A Display generally consists of an array of pixels (picture elements) where one pixel represents a dot on the screen. This dot could be just white or black or may be represented with varying shades of gray (grayscale). A pixel could also represent multi-color where the individual colors are called sub-pixels since it takes all of them merged together to define the pixel color. Color displays typically have 3 subpixels, Red, Green, and Blue since these can be manipulated in combination to produce all of the needed colors. An integrated display may have a memory map where a memory address contains the data for one pixel on the screen. The computer writes to the memory location and hardware translates that memory data to the displayed pixel.
The Display on a mobile device is generally built into the device itself unlike a desktop computer where the display (usually called a monitor) is a separate device connected via a cable to the computer hardware. Most modern displays are bit (pixel) addressable which means that the software can control the display at the individual pixel level. This is normally done with an X/Y grid to form the address of the pixel. Thus a pixel can be identified as being in a certain row and a certain column of the display grid.

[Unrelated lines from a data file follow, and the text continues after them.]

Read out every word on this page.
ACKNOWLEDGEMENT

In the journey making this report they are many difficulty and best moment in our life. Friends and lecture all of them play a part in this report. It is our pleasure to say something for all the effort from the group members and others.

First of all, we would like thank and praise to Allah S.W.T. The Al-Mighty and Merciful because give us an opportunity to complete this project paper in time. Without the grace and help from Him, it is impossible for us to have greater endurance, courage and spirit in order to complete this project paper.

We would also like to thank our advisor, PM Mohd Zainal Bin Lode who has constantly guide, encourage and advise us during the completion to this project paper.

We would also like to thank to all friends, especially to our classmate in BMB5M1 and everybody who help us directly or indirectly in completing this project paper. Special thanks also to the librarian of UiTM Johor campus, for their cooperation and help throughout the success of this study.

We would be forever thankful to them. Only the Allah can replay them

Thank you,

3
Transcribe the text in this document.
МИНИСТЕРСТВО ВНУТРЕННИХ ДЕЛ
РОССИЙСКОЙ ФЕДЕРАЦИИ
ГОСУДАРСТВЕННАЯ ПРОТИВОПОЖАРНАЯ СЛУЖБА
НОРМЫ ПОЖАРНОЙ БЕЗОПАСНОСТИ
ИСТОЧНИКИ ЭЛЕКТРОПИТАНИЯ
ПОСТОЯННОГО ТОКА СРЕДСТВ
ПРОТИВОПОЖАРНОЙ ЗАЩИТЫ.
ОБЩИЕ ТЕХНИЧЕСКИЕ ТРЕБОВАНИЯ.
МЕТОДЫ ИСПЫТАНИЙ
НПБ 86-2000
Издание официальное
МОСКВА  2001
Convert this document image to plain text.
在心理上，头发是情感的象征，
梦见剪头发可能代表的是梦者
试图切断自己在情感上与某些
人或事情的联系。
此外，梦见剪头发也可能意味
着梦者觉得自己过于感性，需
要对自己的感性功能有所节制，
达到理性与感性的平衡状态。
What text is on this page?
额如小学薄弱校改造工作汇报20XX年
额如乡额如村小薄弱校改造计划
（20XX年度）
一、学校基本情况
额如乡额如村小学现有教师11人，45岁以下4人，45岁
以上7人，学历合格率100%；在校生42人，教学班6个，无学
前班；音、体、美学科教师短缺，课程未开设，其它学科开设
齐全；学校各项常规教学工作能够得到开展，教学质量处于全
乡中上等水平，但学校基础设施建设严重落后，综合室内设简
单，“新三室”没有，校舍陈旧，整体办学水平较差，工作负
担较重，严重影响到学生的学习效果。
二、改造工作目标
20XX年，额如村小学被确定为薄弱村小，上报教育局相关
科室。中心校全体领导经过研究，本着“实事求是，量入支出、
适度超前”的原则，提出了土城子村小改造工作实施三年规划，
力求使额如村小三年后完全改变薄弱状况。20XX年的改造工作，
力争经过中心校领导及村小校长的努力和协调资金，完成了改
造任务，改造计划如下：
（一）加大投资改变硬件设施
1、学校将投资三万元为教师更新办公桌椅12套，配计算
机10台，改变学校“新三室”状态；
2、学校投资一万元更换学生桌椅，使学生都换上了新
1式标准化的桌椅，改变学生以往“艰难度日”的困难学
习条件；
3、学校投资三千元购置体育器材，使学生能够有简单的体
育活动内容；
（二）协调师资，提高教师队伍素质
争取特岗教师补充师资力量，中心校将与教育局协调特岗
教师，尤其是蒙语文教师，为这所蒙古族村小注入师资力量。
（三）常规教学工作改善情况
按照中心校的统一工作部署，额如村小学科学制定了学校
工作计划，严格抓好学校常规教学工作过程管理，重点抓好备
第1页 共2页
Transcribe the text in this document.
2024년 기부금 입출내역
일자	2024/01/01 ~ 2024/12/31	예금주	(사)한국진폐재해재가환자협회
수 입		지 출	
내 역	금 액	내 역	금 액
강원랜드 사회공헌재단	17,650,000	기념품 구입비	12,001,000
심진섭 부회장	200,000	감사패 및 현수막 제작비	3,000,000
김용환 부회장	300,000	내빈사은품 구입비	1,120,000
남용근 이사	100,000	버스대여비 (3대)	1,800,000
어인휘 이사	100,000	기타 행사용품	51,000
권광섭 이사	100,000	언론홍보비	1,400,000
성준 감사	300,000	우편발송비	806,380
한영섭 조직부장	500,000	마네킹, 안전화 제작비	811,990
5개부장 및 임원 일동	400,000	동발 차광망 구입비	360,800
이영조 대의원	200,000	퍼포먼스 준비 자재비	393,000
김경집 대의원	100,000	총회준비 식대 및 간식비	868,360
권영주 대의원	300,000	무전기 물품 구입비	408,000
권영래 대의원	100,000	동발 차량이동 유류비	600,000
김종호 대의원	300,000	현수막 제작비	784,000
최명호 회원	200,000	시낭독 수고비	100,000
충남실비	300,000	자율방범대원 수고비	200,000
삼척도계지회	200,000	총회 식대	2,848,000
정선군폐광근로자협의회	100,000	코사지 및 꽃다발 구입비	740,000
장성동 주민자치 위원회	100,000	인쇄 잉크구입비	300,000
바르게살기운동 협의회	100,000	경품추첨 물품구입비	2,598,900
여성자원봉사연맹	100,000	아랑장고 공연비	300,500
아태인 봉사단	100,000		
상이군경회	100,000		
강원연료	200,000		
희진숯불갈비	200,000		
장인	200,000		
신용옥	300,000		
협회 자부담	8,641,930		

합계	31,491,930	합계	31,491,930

Characters and images are created by highlighting the appropriate pixels to form the shape desired. Early in computer technology the display was not bit addressable but rather a fixed set of character positions were used on the screen and the software defined the character for a particular character position and hardware then translated this to the bit image on the screen.
 Screen Size
The screen size is generally talked about two different ways. There is the actual screen dimensions for the display and there is the number of pixels used to define the screen area such as 800x600 which means that the longer side has 800 pixels and the shorter side has is 600 pixels wide. The total number of pixels in this screen is thus 480,000.
 Physical size
The physical size is often quoted as a single number which is the measure of the diagonal dimension of the display. This can be stated in inches or cm (or mm). With a given aspect ratio (ratio of width to length) the actual size can be determined. For example a standard TV has an aspect ratio of 4:3 which means a 5" display is really 4 inches wide and 3 inches tall. The newest TVs are now called wide-screen with an aspect ratio of 16:9. A 5" wide-screen display would actually have less area than a screen with a display that was closer to square. For reading purposes the area of the screen is a better judge. For 4:3 this would be 12 square inches by 16:9 would be closer to 11.
Mobile Devices can have any aspect ratio from 1:1 to very narrow. There is no standard but, for reading, 4:3, 3:2, 16:9 are popular ratios.
 Screen resolution
The ratio of the number of pixels to the screen size can be used to specify the resolution of the display. This is normally specified a PPI (pixels per inch) The For example 600 pixels on a 3" wide display would be 200 ppi. This is similar to a printer with a 200 dpi output. DPI (dots per inch) and PPI are the same for monochrome systems but different for Color. For a Reading device 100 ppi or more is considered OK however some people are bothered by a ppi this small. A ppi of 150 or more is generally satisfactory. Small screens are often held closer to your eyes and would therefore need to have a higher ppi. Apple offers very high resolution that they call a Retina display. Generally Computer screens are less than 100 ppi and a TV about 50 ppi.
A color pixel is generally made up of 3 dots: 1 red, 1 green, and 1 blue. These are called sub-pixels. Each sub-pixel is a dot so dpi would be higher than ppi. One trick to improve the apparent resolution of a color display to to smooth the edges by using an adjacent sub-pixel. The eye cannot really see color in an image if it is very small so turning on just one sub-pixel which will only show as gray but the smoothness will be apparent. Microsoft uses this technique to achieve better apparent resolution with "cleartype" reading software. The improvement in apparent resolution can be as much as 50%. If the fonts are designed correctly they will look very good on any of the eBook Reading devices. Really tiny fonts or accent marks could look poor on low resolution devices.
For video use a lower ppi is fine. The motion and short time for each image will make the image seem clearer.
It is possible that the horizontal and vertical resolution are not the same. In this case the pixel would not be square. The page on screen sizes has comparisons for different screens.
 Display refresh
Many displays require a refresh. This is because once the display image is sent to the screen it will begin to fade away. The length of time the display will remain on the screen is called its persistence. The method used to keep the display on the screen is to refresh it often. If it is refreshed often enough the user will perceive the data never faded at all. Refresh times are generally 60 times per second or more. Low refresh times can cause the image to flicker which will cause eye fatigue when reading on the unit.
Typically refresh is done from a hardware controller that works out of a portion of RAM memory dedicated to the display. The software in the system writes the data to this memory location and it will then be displayed on the screen automatically. The memory is typically a bitmapped image of what the screen will show. It some cases there may be multiple bitmapped images where the software constructs the new page behind the scenes and then the display controller switches to the new memory map and shows the new data instantly.
Some display technologies, most notably e-paper and LCD, do not require refreshing. LCD require power to retain it screen contents. E-paper does not need power to the screen but will lose a little of its contrast after a while. Even screens without refresh will typically have a RAM based memory area to stage the image.